1 Corinthians 5:6-8 ESV

Once we are in Christ, we are cleansed from our old ways, and moving toward our perfection in Him, ultimately finding it when we see Him face-to-face after judgment. Until that day, we are supposed to be moving away from sin, day by day elevating behind the old self, the old ways of sin and pride. We stumble and fall from time to time as we grow in Christ, but there is always meant to be a heart that is seeking Him out, desiring purity and the wholeness that comes from Him.

As the church, we cannot tolerate open, willful sin in our midst either. Christ’s bride is likewise meant to be whole and pure, seeking Christ and her perfection in Him.

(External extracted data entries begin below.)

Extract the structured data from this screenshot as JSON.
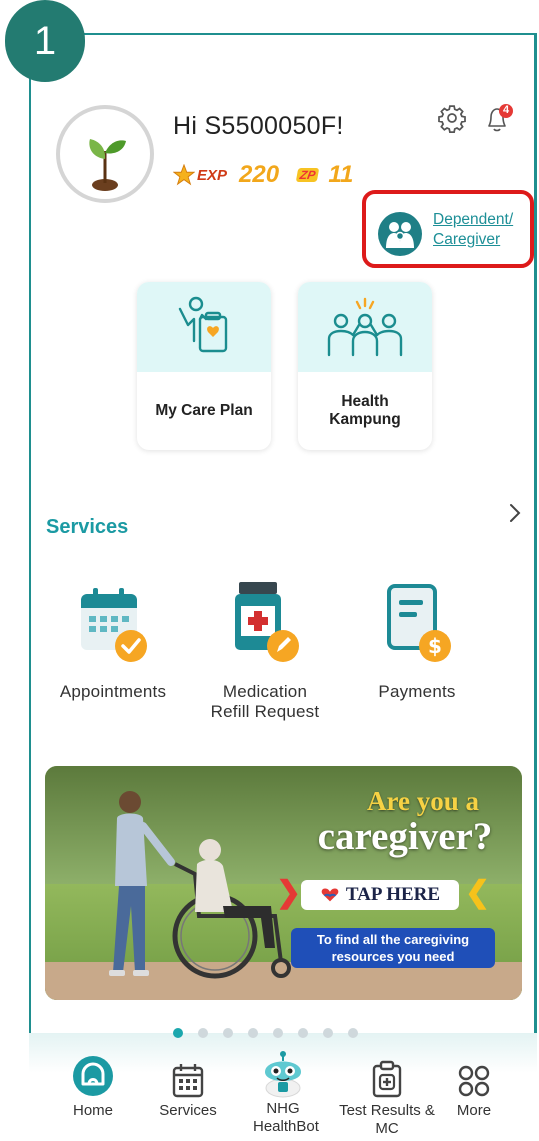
{
  "step_badge": "1",
  "profile": {
    "greeting": "Hi S5500050F!",
    "exp_label": "EXP",
    "exp_value": "220",
    "zp_label": "ZP",
    "zp_value": "11"
  },
  "header_icons": {
    "settings": "gear-icon",
    "notifications": "bell-icon",
    "notification_count": "4"
  },
  "dependent_link": {
    "line1": "Dependent/",
    "line2": "Caregiver"
  },
  "quick_cards": [
    {
      "label": "My Care Plan",
      "icon": "care-plan-icon"
    },
    {
      "label": "Health Kampung",
      "icon": "community-icon"
    }
  ],
  "services": {
    "title": "Services",
    "items": [
      {
        "label": "Appointments"
      },
      {
        "label": "Medication Refill Request"
      },
      {
        "label": "Payments"
      }
    ]
  },
  "banner": {
    "line1": "Are you a",
    "line2": "caregiver?",
    "cta": "TAP HERE",
    "subtext": "To find all the caregiving resources you need"
  },
  "carousel": {
    "total": 8,
    "active": 1
  },
  "bottom_nav": [
    {
      "label": "Home",
      "active": true
    },
    {
      "label": "Services"
    },
    {
      "label": "NHG HealthBot"
    },
    {
      "label": "Test Results & MC"
    },
    {
      "label": "More"
    }
  ],
  "colors": {
    "teal": "#1b9aa3",
    "badge": "#237b71",
    "highlight_border": "#dd1a1a",
    "exp_value": "#f2a71b",
    "notification": "#e53935"
  }
}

In either case, whether as an individual, or as the Church, this apathy toward sin, or a willful including of it in our midst, deadens our feet as we walk. It kills our positive momentum, and drags us back into the complacency of sin. We instantly begin looking more like the world and less like the redeemed.. Resembling sin, we allow more and more, and the grace that once covered us gets traded out for the ‘comfort’ of a sinful status quo.

“You’re okay, I’m okay.” Is not the mantra of Christ’s bride.

We seek out the harmful habits, the hurtful hang-ups and the habitual sins that once plagued us, as we give them over to God, seeking to be purified, refined and cleansed in the blood of the Lamb. Why we look at sin, in the light of there cross and tomb, and pronounce it acceptable isn’t a mystery, but it should be. Do we come ‘just as I am’ to Christ? Absolutely. And does He love us enough, and have power enough to change us from the inside out? You bet your life on it!

When we switched from walking on the wide path of sin, self destruction & pride to walking instead on the narrow path of righteousness, we agreed that this new life we have been baptized into was to be markedly different from the one we had previously lived. We proclaimed to the assembly that we were repenting of our sins and seeking out our new life, lived under the guidance of the Holy Spirit, under the authority of the Scriptures and within the accountability of the people of God. This new life we were baptized into is not a mix of old and new, it is all new, all in pursuit of God and all meant for righteousness.

We cannot be complacent in sin and be taken seriously or expect to be effective in our mission for Christ as we daily GoLove others for His sake.
We are not perfected yet, but in our heart of hearts, we should desire it and daily seek it out. Like the cliché says, ‘He isn’t finished with me yet.’ But, He also isn’t willing to share us with the world. We cannot serve two masters.